Du BEAU - et de Venus gubernans
Qu'est ce que le beau? C'est un voile, un voilement, un artefact, un enveloppement soyeux autour d'un trou. Une parade, esquive et danse, qui dissimule, et, dissimulant, révèle sans nommer, signale sans souligner. Plaisir et passion des orifices, car sans orifice pas de trou. En quoi le trou n'est pas un chaos : le chaos n'a pas de bordure, et c'est la bordure, avec sa double dimension, externe et interne, membrane et muqueuse, qui fait consister le trou. Les lèvres font la bouche, en décrivent le cratère, appellent la caresse, ou le baiser. Le corps, troué de toute part, offre des lieux multiples à la possibilité du plaisir, contact de peau, glissement, frottement doux et rythmique, jusqu'à la pamoison.
Le beau est un appeau, un appel, "une promesse de bonheur" (Stendhal). Il offre un plaisir, il évolue dans la sphère du plaisir, mais non point à la manière du joli, ou du gracieux qui flatte les sens, qui se prête à une cueillaison instantanée : le beau invite et se tient à distance, il séduit sans céder, il garde je ne sais quelle réserve, exigeant de l'effort avant que de se rendre. La beauté n'est pas fille des rues, hétaïre ou harangère, c'est une dame, compagne naturelle du philosophe amoureux, amante altière et distinguée. Elle ne s'exhibe pas, elle danse dans ses voiles chatoyants, s'approche et se retire, fait durer, languir, et désirer encore, jouant du feu et de la braise, elle inspire et relance, elle joue et déjoue, éternise et déçoit, et dans cet espace ouvert emporte l'amoureux dans un vertige de merveilles.
Le joli flatte, le beau inspire, le sublime accable. Aussi faut-il préférer le beau.

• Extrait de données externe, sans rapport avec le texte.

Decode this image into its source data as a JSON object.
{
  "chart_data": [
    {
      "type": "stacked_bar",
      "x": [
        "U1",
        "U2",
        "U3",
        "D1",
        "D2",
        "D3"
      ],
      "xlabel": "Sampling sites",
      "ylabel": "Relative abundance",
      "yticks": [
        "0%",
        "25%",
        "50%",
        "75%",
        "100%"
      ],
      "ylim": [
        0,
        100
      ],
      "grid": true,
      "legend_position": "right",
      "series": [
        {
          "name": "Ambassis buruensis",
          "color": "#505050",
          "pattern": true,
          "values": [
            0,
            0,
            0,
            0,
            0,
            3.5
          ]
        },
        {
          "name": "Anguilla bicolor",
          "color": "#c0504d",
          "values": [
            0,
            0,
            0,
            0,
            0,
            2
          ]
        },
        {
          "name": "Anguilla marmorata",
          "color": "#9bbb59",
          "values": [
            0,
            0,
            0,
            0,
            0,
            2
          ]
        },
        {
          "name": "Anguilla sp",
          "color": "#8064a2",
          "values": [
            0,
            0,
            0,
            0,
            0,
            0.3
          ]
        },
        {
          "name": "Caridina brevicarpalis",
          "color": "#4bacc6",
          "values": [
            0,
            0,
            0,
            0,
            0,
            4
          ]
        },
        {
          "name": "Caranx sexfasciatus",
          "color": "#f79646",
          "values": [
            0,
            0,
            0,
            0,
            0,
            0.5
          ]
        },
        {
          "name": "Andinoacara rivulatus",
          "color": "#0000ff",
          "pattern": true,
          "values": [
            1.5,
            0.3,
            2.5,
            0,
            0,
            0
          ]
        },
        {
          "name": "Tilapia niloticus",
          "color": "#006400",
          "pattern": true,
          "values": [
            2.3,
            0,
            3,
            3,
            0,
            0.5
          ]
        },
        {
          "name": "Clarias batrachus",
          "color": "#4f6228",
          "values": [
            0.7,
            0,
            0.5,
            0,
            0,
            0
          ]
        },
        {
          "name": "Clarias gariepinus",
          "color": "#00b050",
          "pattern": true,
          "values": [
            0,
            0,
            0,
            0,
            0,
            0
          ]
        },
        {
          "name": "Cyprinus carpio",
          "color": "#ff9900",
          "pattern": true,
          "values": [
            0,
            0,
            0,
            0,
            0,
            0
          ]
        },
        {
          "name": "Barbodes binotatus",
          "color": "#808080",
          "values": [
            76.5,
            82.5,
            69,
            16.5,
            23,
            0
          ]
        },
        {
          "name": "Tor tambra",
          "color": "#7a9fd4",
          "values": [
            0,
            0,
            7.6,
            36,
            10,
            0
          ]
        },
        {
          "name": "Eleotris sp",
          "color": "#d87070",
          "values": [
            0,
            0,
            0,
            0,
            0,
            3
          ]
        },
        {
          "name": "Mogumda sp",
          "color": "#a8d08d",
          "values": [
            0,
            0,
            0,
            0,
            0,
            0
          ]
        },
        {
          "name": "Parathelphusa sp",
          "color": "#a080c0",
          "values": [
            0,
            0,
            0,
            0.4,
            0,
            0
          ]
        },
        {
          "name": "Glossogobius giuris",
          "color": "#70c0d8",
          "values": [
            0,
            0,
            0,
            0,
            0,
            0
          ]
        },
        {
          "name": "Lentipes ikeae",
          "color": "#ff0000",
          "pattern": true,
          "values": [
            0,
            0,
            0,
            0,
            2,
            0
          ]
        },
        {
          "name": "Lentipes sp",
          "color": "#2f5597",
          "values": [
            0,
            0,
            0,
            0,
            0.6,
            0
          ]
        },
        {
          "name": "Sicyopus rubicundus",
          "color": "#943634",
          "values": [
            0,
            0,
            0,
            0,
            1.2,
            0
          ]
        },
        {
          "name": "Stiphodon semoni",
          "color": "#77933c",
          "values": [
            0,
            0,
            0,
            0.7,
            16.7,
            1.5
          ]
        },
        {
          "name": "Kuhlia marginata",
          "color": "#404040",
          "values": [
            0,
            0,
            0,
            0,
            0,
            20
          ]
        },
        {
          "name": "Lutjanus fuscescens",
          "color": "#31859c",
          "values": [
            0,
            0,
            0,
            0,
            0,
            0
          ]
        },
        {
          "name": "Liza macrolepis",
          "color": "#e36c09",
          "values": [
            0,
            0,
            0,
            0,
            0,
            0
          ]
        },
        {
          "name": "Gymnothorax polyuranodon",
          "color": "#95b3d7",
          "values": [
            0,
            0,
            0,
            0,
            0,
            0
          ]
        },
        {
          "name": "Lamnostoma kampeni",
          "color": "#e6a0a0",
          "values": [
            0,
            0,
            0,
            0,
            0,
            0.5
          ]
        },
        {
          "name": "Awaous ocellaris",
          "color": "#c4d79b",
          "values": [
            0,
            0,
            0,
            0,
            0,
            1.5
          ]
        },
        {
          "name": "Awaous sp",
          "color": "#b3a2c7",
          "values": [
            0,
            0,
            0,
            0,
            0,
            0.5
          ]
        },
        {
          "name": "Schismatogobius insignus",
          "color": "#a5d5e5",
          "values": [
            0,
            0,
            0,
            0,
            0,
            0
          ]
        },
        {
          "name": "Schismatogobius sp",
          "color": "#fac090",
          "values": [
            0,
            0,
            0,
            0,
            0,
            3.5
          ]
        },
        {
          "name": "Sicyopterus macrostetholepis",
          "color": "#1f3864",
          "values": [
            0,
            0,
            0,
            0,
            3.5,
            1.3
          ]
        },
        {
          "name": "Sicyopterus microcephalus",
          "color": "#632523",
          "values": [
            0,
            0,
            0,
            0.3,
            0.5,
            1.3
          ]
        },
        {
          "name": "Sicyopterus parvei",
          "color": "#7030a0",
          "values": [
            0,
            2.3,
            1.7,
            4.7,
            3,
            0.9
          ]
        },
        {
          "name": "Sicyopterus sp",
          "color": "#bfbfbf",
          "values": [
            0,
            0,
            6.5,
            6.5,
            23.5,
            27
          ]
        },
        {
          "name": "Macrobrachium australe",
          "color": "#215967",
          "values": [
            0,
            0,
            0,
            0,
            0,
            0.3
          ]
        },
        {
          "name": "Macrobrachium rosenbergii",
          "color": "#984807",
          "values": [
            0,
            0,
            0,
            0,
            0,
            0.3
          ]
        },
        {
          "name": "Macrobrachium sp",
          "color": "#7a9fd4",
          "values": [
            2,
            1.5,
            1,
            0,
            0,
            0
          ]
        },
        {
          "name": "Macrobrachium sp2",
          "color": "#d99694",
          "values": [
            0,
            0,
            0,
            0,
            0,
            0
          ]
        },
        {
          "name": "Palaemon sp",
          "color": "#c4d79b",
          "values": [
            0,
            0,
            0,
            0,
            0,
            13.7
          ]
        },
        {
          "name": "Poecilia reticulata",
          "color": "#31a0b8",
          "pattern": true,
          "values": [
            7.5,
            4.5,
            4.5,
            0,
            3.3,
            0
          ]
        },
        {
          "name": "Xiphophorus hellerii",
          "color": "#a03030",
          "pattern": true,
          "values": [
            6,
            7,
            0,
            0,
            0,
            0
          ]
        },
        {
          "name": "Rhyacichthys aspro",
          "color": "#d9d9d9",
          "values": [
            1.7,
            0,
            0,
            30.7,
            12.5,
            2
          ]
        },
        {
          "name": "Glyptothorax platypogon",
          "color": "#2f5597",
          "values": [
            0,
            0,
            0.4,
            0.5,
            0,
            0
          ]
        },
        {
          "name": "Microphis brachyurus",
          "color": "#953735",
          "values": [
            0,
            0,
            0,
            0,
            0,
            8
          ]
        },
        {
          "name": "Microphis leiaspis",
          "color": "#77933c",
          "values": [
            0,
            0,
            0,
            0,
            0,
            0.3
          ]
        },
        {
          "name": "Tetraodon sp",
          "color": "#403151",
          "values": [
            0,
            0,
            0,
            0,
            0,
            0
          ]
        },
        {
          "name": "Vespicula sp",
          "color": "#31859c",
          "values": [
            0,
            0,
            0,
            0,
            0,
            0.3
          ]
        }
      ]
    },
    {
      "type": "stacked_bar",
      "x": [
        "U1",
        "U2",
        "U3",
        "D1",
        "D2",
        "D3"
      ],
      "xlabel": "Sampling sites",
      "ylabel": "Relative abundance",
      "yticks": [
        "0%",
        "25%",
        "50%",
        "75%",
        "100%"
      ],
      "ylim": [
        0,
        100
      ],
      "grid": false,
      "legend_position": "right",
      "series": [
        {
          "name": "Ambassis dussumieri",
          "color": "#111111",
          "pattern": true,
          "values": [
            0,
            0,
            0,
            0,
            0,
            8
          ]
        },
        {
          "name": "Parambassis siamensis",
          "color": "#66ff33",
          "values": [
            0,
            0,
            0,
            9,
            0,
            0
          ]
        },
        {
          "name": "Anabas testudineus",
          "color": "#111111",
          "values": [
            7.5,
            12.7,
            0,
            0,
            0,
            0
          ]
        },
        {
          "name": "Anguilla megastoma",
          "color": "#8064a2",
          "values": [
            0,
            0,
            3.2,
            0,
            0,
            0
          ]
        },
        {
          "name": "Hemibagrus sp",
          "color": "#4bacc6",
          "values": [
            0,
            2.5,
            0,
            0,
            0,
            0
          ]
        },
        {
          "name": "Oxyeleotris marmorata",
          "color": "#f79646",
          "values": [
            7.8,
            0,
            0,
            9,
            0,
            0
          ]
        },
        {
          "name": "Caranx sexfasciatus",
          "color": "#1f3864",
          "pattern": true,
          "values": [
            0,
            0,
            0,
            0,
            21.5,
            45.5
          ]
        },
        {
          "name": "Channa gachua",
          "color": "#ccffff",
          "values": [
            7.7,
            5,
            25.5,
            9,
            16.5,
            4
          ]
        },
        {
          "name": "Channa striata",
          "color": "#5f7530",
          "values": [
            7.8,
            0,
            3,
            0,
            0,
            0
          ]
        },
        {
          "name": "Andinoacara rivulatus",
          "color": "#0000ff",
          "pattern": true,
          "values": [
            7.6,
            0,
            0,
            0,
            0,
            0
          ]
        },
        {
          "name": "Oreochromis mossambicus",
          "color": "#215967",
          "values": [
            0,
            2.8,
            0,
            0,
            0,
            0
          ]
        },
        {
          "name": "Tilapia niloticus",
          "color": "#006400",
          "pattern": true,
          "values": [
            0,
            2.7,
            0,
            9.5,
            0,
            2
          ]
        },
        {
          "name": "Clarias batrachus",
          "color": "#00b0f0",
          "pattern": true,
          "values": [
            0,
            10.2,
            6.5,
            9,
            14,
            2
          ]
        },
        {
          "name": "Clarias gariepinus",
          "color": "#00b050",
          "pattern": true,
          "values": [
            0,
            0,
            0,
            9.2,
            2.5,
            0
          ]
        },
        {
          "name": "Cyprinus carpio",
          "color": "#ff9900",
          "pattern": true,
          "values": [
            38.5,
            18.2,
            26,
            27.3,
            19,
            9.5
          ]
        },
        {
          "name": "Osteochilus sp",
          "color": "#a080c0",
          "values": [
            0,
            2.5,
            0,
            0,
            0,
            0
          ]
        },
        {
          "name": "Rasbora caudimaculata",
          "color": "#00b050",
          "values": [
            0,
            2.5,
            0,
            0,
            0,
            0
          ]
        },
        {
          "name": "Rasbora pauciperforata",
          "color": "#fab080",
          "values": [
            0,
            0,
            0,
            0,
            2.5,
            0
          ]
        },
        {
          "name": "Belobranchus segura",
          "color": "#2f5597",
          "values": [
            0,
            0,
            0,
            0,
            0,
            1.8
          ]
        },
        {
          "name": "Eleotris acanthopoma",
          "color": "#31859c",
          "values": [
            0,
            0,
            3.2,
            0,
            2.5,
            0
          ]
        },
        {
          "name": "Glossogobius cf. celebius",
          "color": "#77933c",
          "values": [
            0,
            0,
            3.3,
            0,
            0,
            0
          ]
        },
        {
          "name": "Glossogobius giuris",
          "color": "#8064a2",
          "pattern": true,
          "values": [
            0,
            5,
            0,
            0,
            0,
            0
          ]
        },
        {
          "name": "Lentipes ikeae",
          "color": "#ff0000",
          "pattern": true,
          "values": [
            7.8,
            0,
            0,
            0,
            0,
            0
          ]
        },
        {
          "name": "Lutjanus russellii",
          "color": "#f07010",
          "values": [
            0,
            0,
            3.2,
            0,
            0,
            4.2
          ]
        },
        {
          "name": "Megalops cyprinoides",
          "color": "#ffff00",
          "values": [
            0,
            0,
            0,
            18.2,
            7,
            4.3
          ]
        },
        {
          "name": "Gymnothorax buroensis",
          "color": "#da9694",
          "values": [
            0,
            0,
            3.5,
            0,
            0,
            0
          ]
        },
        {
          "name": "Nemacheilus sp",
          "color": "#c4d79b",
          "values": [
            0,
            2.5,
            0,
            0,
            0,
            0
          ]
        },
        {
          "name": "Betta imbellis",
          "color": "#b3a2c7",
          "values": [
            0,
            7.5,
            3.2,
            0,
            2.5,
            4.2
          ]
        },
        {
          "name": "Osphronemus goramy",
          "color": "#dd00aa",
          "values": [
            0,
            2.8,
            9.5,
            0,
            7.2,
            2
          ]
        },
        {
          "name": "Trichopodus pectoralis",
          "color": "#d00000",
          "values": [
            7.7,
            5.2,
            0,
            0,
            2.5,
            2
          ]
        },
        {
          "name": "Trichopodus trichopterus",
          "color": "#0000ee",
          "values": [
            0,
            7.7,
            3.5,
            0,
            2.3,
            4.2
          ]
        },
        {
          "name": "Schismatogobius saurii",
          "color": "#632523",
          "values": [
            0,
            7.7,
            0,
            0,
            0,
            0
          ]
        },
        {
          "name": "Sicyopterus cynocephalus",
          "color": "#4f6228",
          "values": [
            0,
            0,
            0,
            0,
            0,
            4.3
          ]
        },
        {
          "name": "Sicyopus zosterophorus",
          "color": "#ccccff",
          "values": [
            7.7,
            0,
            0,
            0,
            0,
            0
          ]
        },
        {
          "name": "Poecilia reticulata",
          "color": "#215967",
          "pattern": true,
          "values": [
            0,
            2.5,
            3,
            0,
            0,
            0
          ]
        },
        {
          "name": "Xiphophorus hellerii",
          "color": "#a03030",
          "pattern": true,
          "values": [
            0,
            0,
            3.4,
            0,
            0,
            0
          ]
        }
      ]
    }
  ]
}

Le joli est trop proche, le sublime trop loin, seul le beau est à la bonne distance, entre le trou insondable du réel, et les chimères de l'illusion. Car il y a une certaine réalité du beau, qui n'est pas rien, qui nous fait aimer les apparences, nous réconcilie avec la chair et le monde, nous inspire le désir de la durée, l'amour "des belles choses", et la gratitude inconditionnelle. Elle fait miroiter la surface des choses, irradier le clair, chanter la profondeur des corps. Elle n'efface pas la laideur, ne supprime ni l'horreur ni la violence, ne colmate pas les brêches, elle répand sur le monde une gaze légère, des poussières de soleil, qui dansent comme des perles dans le petit matin, et qui s'éteignent dans le soir. La beauté est périodique, comme est la femme, apparue et disparue selon des rythmes inconcevables, capricieux et saisonniers. On ne peut ni la saisir ni la gouverner. Elle est, comme dit Lucrèce, "Venus gubernans", celle qui gouverne les vents, les marées, les mouvements du coeur, et, au meilleur de sa puissance, ramène Mars l'intrépide à la douceur indicible des étreintes.